Analyzing the impact, Trellix researchers found that the vulnerability was present in thousands of software projects, both open source and closed.

The researchers retrieved a set of 257 repositories most likely to include the vulnerable code and manually checked 175 of them to see if they were affected. This revealed that 61% of them were vulnerable.

Running an automated check on the rest of the repositories increased the number of impacted projects to 65%, indicating a widespread issue.

However, the small set of samples only served as a benchmark to arrive at an estimate of all impacted repositories available on GitHub.

“With the help of GitHub, we were able to get a much larger dataset to include 588,840 unique repositories that include ‘import tarfile’ in its python code” – Charles McFarland

Using the manually verified vulnerability rate of 61%, Trellix estimates that there are over 350,000 vulnerable repositories, many of which are used by machine learning tools (e.g. GitHub Copilot) that help developers complete a project faster.

These automated tools draw on code from hundreds of thousands of repositories to provide “auto-completion” options. If they provide insecure code, the problem spreads to other projects without the developer knowing.

GitHub Copilot suggests vulnerable tar file extraction code
GitHub Copilot suggesting vulnerable .tar file checkout code
source: Trellix

Digging deeper into the problem, Trellix discovered that the open source code vulnerable to CVE-2007-4559 “spans a huge number of industries”.

As expected, the most impacted sector is the development sector, followed by web and machine learning technologies.

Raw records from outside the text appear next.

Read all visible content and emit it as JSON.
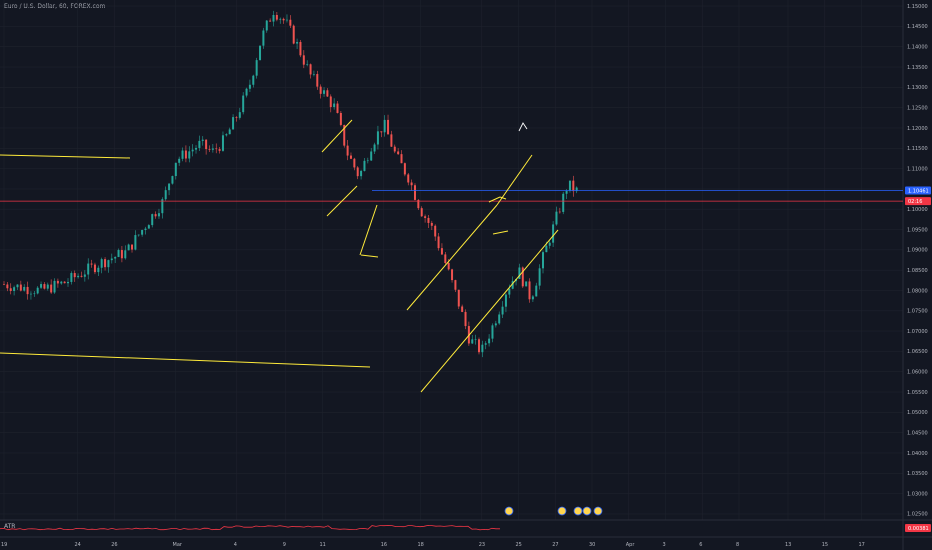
{
  "header": {
    "title": "Euro / U.S. Dollar, 60, FOREX.com"
  },
  "indicator": {
    "name": "ATR",
    "value_label": "0.00381",
    "color": "#f23645"
  },
  "colors": {
    "background": "#131722",
    "grid": "#1e222d",
    "up": "#26a69a",
    "down": "#ef5350",
    "drawing_yellow": "#ffeb3b",
    "level_blue": "#2962ff",
    "level_red": "#f23645",
    "text": "#b2b5be"
  },
  "chart_data": {
    "type": "candlestick",
    "symbol": "Euro / U.S. Dollar",
    "timeframe": "60",
    "source": "FOREX.com",
    "ylim": [
      1.02,
      1.15
    ],
    "y_ticks": [
      "1.15000",
      "1.14500",
      "1.14000",
      "1.13500",
      "1.13000",
      "1.12500",
      "1.12000",
      "1.11500",
      "1.11000",
      "1.10500",
      "1.10000",
      "1.09500",
      "1.09000",
      "1.08500",
      "1.08000",
      "1.07500",
      "1.07000",
      "1.06500",
      "1.06000",
      "1.05500",
      "1.05000",
      "1.04500",
      "1.04000",
      "1.03500",
      "1.03000",
      "1.02500"
    ],
    "x_ticks": [
      "19",
      "24",
      "26",
      "Mar",
      "4",
      "9",
      "11",
      "16",
      "18",
      "23",
      "25",
      "27",
      "30",
      "Apr",
      "3",
      "6",
      "8",
      "13",
      "15",
      "17"
    ],
    "x_tick_days": [
      0,
      6,
      9,
      14,
      19,
      23,
      26,
      31,
      34,
      39,
      42,
      45,
      48,
      51,
      54,
      57,
      60,
      64,
      67,
      70
    ],
    "price_path": [
      [
        0,
        1.0815
      ],
      [
        3,
        1.08
      ],
      [
        5,
        1.082
      ],
      [
        8,
        1.087
      ],
      [
        10,
        1.0895
      ],
      [
        12,
        1.098
      ],
      [
        13,
        1.102
      ],
      [
        14,
        1.112
      ],
      [
        16,
        1.116
      ],
      [
        17,
        1.114
      ],
      [
        18,
        1.117
      ],
      [
        19,
        1.123
      ],
      [
        20,
        1.13
      ],
      [
        21,
        1.142
      ],
      [
        22,
        1.149
      ],
      [
        23,
        1.146
      ],
      [
        24,
        1.14
      ],
      [
        25,
        1.133
      ],
      [
        26,
        1.129
      ],
      [
        27,
        1.125
      ],
      [
        28,
        1.114
      ],
      [
        29,
        1.108
      ],
      [
        30,
        1.116
      ],
      [
        31,
        1.121
      ],
      [
        32,
        1.113
      ],
      [
        33,
        1.108
      ],
      [
        34,
        1.1
      ],
      [
        35,
        1.095
      ],
      [
        36,
        1.087
      ],
      [
        37,
        1.078
      ],
      [
        38,
        1.068
      ],
      [
        39,
        1.065
      ],
      [
        40,
        1.072
      ],
      [
        41,
        1.08
      ],
      [
        42,
        1.085
      ],
      [
        43,
        1.078
      ],
      [
        44,
        1.088
      ],
      [
        45,
        1.097
      ],
      [
        46,
        1.106
      ],
      [
        47,
        1.104
      ]
    ],
    "horizontal_levels": [
      {
        "price": "1.10461",
        "color": "#2962ff"
      },
      {
        "price": "1.10200",
        "color": "#f23645"
      }
    ],
    "price_tags": [
      {
        "label": "1.10461",
        "color": "#2962ff"
      },
      {
        "label": "02:16",
        "color": "#f23645"
      }
    ],
    "annotations": "hand-drawn yellow trend lines and rising channel",
    "grid": true
  }
}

Code vulnerable to CVE-2007-4559 present in all sectors
Code vulnerable to CVE-2007-4559 present in all sectors
source: Trellix

Exploiting CVE-2007-4559

In a technical blog post today, Trellix vulnerability researcher Kasimir Schulz, who rediscovered the bug, outlined the simple steps to exploit CVE-2007-4559 in the Windows version of Spyder IDE, a development environment open source cross-platform integrated for scientific programming. .


The researchers showed that the vulnerability could also be exploited on Linux. They managed to trace the writing of the file and to perform the execution of the code during a test on the management service of the IT infrastructure of Polemarch.

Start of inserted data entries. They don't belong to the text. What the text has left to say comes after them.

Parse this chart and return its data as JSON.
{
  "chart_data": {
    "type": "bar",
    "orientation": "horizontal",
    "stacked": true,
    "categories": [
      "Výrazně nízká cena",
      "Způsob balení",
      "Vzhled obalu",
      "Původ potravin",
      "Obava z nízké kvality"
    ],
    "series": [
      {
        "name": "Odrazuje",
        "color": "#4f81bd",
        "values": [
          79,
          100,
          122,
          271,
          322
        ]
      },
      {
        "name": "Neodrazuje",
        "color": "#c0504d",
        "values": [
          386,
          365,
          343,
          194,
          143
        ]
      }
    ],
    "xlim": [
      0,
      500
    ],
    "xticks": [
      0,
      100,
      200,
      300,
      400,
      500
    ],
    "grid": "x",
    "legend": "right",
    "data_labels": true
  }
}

In addition to drawing attention to the vulnerability and the risk it poses, Trellix also created patches for just over 11,000 projects. Fixes will be available in a fork of the impacted repository. Later they will be added to the main project via pull requests.

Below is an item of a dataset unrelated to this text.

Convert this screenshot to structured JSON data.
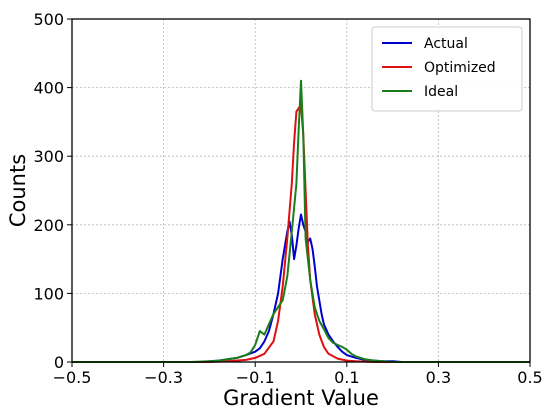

Due to the large number of repositories affected, researchers expect over 70,000 projects to receive a fix in the coming weeks. Reaching the 100% mark is a difficult challenge, as merge requests must also be accepted by managers.

BleepingComputer has contacted Python Software Foundation for comment on CVE-2007-4559 but has not received a response at press time.

#Unfixed #15yearold #Python #bug #code #run #projects

Leave a Comment

Your email address will not be published.